As I did, I realized why the game’s auto-generated grids of emoji are so brilliant. It’s not just that they’re social (though that certainly helps), nor is it that they’re intriguing (there’s no link to the game and no explanation for the uninitiated as to what the emoji mean). No, it’s because each grid tells a story with wonderful concision. With just 30 squares and three colors, Wordle’s emoji results convey narratives of luck, frustration, perseverance, and failure; each grid a miniature story, like a landscape painted in a matchbox.

Okay, okay, I get it — this sounds a little over the top! But take a look below at my failed result from today. You can see I get off to a good start, scoring two correct letters in the correct positions immediately. Then I try again, and, okay, I don’t get any more hits, but I’ve still got that solid foundation. Another try: nada. Two more: still nothing!
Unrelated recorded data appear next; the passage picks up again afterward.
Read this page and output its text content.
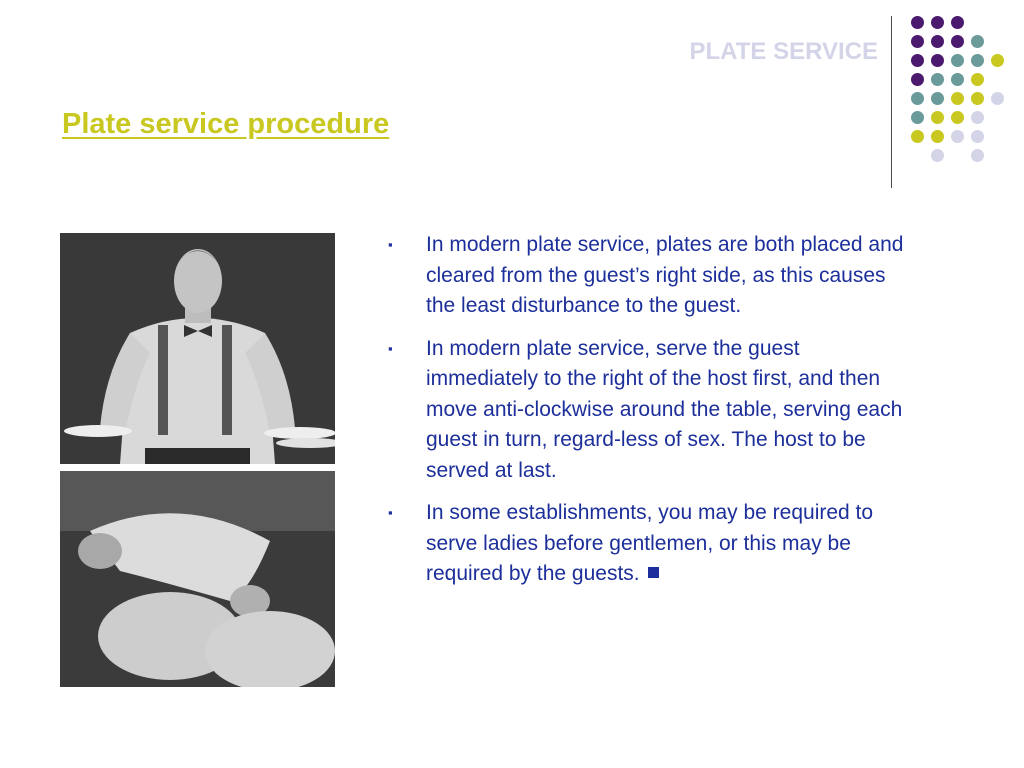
PLATE SERVICE
Plate service procedure
▪ In modern plate service, plates are both placed and cleared from the guest’s right side, as this causes the least disturbance to the guest.
▪ In modern plate service, serve the guest immediately to the right of the host first, and then move anti-clockwise around the table, serving each guest in turn, regard-less of sex. The host to be served at last.
▪ In some establishments, you may be required to serve ladies before gentlemen, or this may be required by the guests.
Then the sixth and final guess, annnnd crash: I fail completely, those two unbroken lines of green emoji forming a comedic anticlimax, like a pair of skidmarks disappearing over the edge of a cliff.

At least, that’s how I see it. In my head.

To rationalize this a bit more, I think Wordle’s emoji results work particularly well as story-telling devices for two reasons. The first is that they’re chronological. Like panels in a cartoon, you read the emoji as a narrative, each line — each guess — building on the one before. Unlike a video game high score or a finished crossword puzzle, these aren’t just trophies of skill but replays of the entire game. You know that if someone got all green on their second guess, then their win was more luck than skill. But if you see them battling through grey and yellow squares down to the sixth line, you know that win took guts.

The second reason is that each grid is something of a roman à clef. By this, I mean that if you’ve played the game in question, you’ll recognize what letters the player got right and wrong, allowing you to flesh out the story in your head (and perhaps compare it to your own). That’s where the social element comes back again (as well as Wordle’s puzzle-a-day mechanic): it encourages you to play the game yourself and so better decipher your friends’ results.

The only downside of this system is that the results — like all emoji — are not particularly friendly to people using a screen reader. Instead of offering a visual snapshot, they become a robotic dirge of [Green square] [Three wide large square] [Yellow square] and so on, like a tar pit of emoji description. (The best way around this, I’ve learned only recently, is to take a screenshot of the results and then add a description to the alt text.)

Of course, the popularity of Wordle is more or less guaranteed to flame out any day now. And when that happens, all those grids of emoji will return to their natural, mute state; no longer signifying stories of grit and triumph but becoming once more, just colored squares. It’s the only proper ending to viral fame: all those moments lost, like emoji in the timeline.